# Residence permit while applying for citizenship?



## Sergio_L (Aug 26, 2017)

Hello, my name is Sergio and I am a Brazilian currently residing in Italy where I have just completed my masters degree. I am know by ancestry I can get citizenship in Italy as my great grandfather was Italian, and I would like to obtain my citizenship also. 

I am currently working on the translations/legalization of all the documents and have been doing so for some months but those who've been through this process will know it takes some time to arrange all this in Brazil... It's taking a lot of time, but the end seems near.

However my study visa will expire in November, but I would like to stay here to finish this process of getting my citizenship. 

I'm finding that while applying for the citizenship I can get a permisso to stay here temporarily. Does anyone know how does this work exactly? I have read up on it, and it says you need to go to the police office and there you do the application for the permisso to stay while doing the application. 

However, since all of my documents are at this moment being translated/legalized by notary in Brazil, I don't have them here in Italy right now. 

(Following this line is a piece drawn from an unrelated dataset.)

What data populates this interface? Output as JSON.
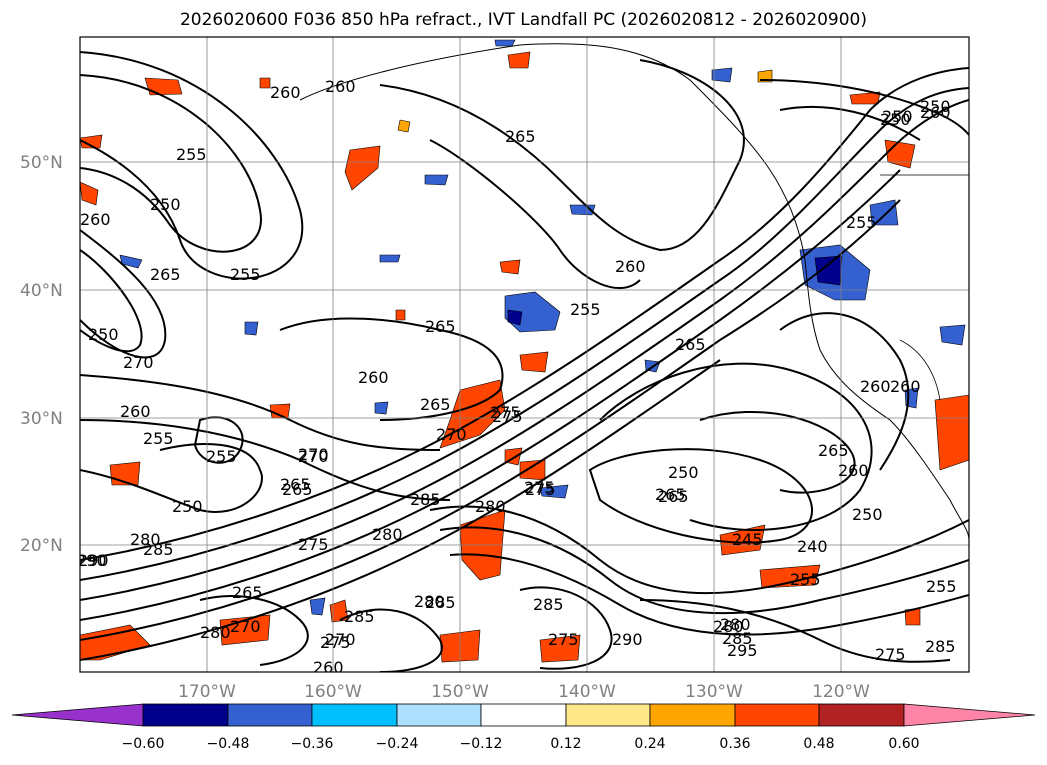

Would I already be needing them in the first stage of the application or could I apply for a residence permit to get time to finish my application and then hand them in after when they are finally ready / translated / legalized? I don't think the couple of months I have left on my study visa right now is going to be enough the speed it is going right now, so I'm worried.

Looking forward to hearing from you, thank you very much for any responses/indications I might receive.

Sergio


----------